Kemeraltı Çarşısı’nda 442 Sokak’ta yer alan, restorasyonu yapılacağı için kapalı tutulan, 17. yüzyılın sonu-18. yüzyılın başlarına tarihlenen, doğu duvarında yıllardır akmayan çeşmesi, bakımsız haziresinde İzmir Valisi Hacı İsmail Paşa’nın mezarı olan, avlulu minareli, Esnaf Şeyh Camii’nin kapıları, pencereleri, abdest muslukları çalındı ve eşyaya zarar verildi. Önce Damlacık, arkasından diğer kadim semtlerde tarihi binalar çökertilirken Esnaf Şeyh Camii’ndeki hızsızlık olayı içimizi acıttı. Altınordu Spor Kulübü’nün klimalarının dış üniteleri, yeni restore edilen Etz Hayim Sinagogu’nun, Palaçi Anı Evi’nin yağmur olukları, Küçük Aya Yani Kilisesi yanındaki eski Rum Okulu, bizim evin pirinç kapı tokmağı, duvarda özenle korumaya çalıştığım eski sokak tabelaları, Saat Kulesi’nin bakır alemleri, Gazi Heykeli rölyeflerindeki askerin elindeki tüfek, rögar kapakları, trafik için konan metal babalar, park bahçe mobilyaları ve diğerleri artık yerlerinde değil... UNESCO Dünya Mirası Listesi’ne girmeye çalışan İzmir bu badireyi nasıl atlatacak bilmiyorum, ilgili kurumları bir kez daha göreve çağırıyorum...
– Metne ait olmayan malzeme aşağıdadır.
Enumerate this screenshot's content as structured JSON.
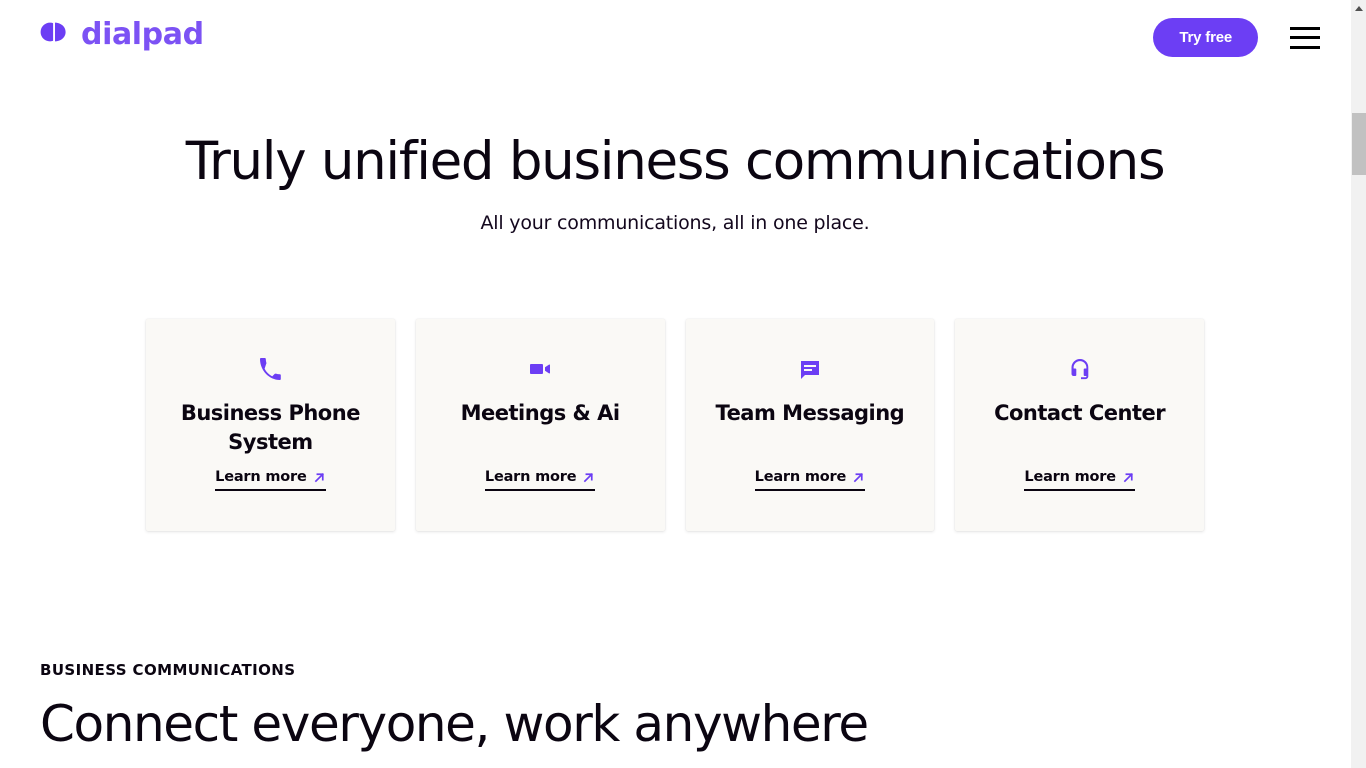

Not: Geçen haftaki yazımda TCDD 3. Bölge Müdürlüğü tarafından modernizasyonu ve restorasyonu yapılan Basmane Garı’nın görünür yerine neden bilgilendirici şantiye tabelası asılmıyor diye yazmıştım. Bugün tabelanın yerine asıldığını gördüm, ilgililere hassasiyetleri için teşekkür ederim.